“It isn’t women who need to change their style of dressing, it’s men who need to change their style of thinking and perception of women,” Union Women and Child Welfare Minister Krishna Tirath said here on Sunday.
She was reacting to Madhya Pradesh Industries Minister Kailash Vijayvargiya’s statement that “women should not dress provocatively.”
“Women covered in yards of clothes are not going to change the mindset of men who believe that violence against women and the abuse of her rights as a human being is acceptable. It is a shame that political leaders in such high posts think and talk in a manner that is very derogatory to women. Women in India enjoy just as much freedom as men in the country and it is a right that the law of the land has bestowed on them. Such statements are an attempt to snatch away that freedom of expression and it will not be tolerated,” she added.
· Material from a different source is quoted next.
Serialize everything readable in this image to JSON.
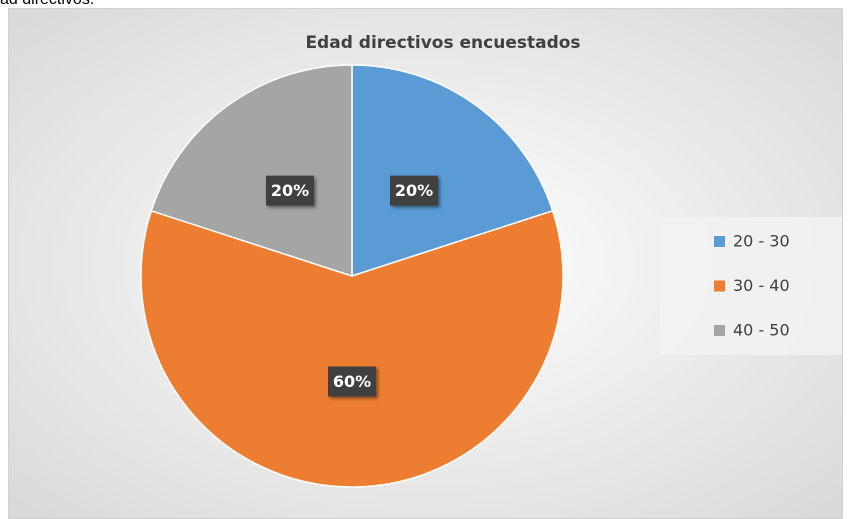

Expressing dismay at Mr. Vijayvargiya’s statement, social activist Shabnam Hashmi said: “Do women really need to be policed about what they wear in India in this day and age? We strongly condemn such statements that are being made all too often these days. With this statement, the onus of violence against women and their abuse now seems to have been cleverly shifted from the attacker to the victim, which is a very wrong trend. Women in our country don’t get raped, abused and killed because of the clothes they wear or don’t wear, it because men feel that they can get away with it and leaders in such high positions making a statement like this only adds to this wrong belief.”
Senior advocate Pinky Anand said: “While every citizen of this country has the right to his/her opinion, telling half the population of the country how to dress certainly doesn’t seem right. It is a very unfortunate statement. What makes it worse is the context that it was said in.”
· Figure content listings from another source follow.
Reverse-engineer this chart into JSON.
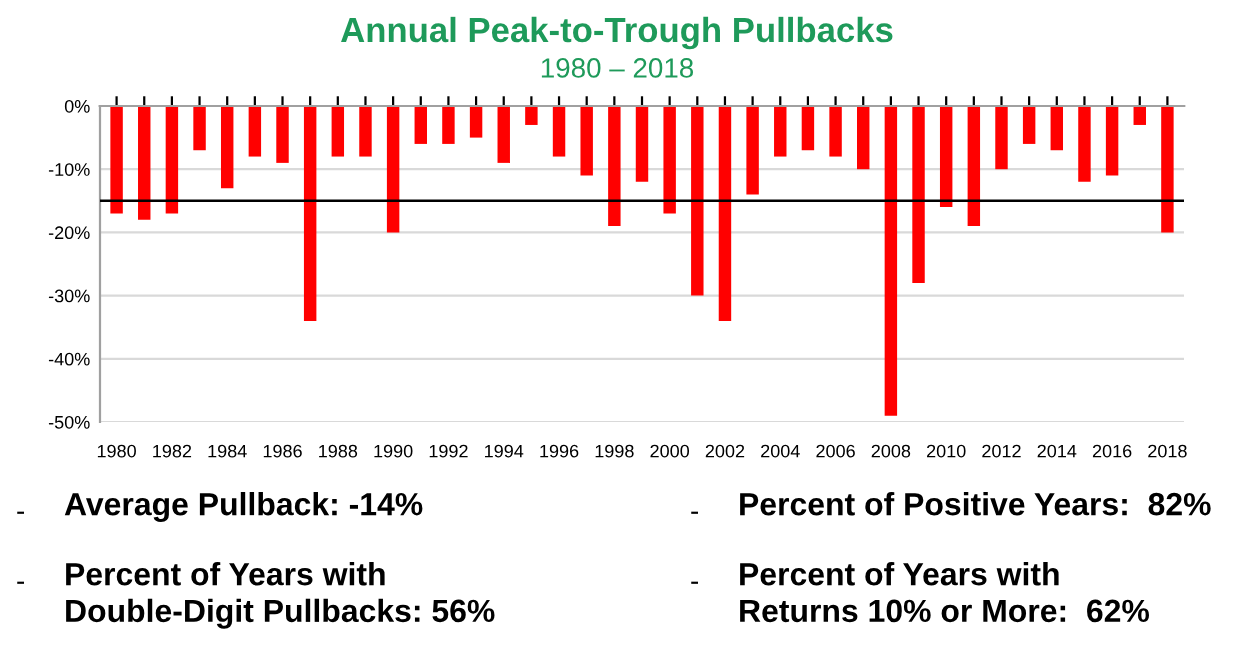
{
  "chart_data": {
    "type": "bar",
    "title": "Annual Peak-to-Trough Pullbacks",
    "subtitle": "1980 – 2018",
    "categories": [
      "1980",
      null,
      "1982",
      null,
      "1984",
      null,
      "1986",
      null,
      "1988",
      null,
      "1990",
      null,
      "1992",
      null,
      "1994",
      null,
      "1996",
      null,
      "1998",
      null,
      "2000",
      null,
      "2002",
      null,
      "2004",
      null,
      "2006",
      null,
      "2008",
      null,
      "2010",
      null,
      "2012",
      null,
      "2014",
      null,
      "2016",
      null,
      "2018"
    ],
    "values": [
      -17,
      -18,
      -17,
      -7,
      -13,
      -8,
      -9,
      -34,
      -8,
      -8,
      -20,
      -6,
      -6,
      -5,
      -9,
      -3,
      -8,
      -11,
      -19,
      -12,
      -17,
      -30,
      -34,
      -14,
      -8,
      -7,
      -8,
      -10,
      -49,
      -28,
      -16,
      -19,
      -10,
      -6,
      -7,
      -12,
      -11,
      -3,
      -20
    ],
    "color": "#ff0000",
    "ylim": [
      -50,
      0
    ],
    "yticks": [
      {
        "value": -50,
        "label": "-50%"
      },
      {
        "value": -40,
        "label": "-40%"
      },
      {
        "value": -30,
        "label": "-30%"
      },
      {
        "value": -20,
        "label": "-20%"
      },
      {
        "value": -10,
        "label": "-10%"
      },
      {
        "value": 0,
        "label": "0%"
      }
    ],
    "grid": "y",
    "ref_lines": [
      {
        "axis": "y",
        "value": -15,
        "color": "#000000"
      }
    ],
    "annotations": [
      "- Average Pullback: -14%",
      "- Percent of Years with\nDouble-Digit Pullbacks: 56%",
      "- Percent of Positive Years:  82%",
      "- Percent of Years with\nReturns 10% or More:  62%"
    ]
  }
}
Mr. Vijayvargiya made the statement on Saturday in relation to the Guwahati incident where a group of men molested a girl on July 9
The National Commission of Women too has come out strongly against the statement. “India is a free country and all its citizens, irrespective of their gender, have equal rights. We take strong objection to such public statements which when coming from a senior Minister becomes even more distasteful,” said Commission chairperson Mamata Sharma.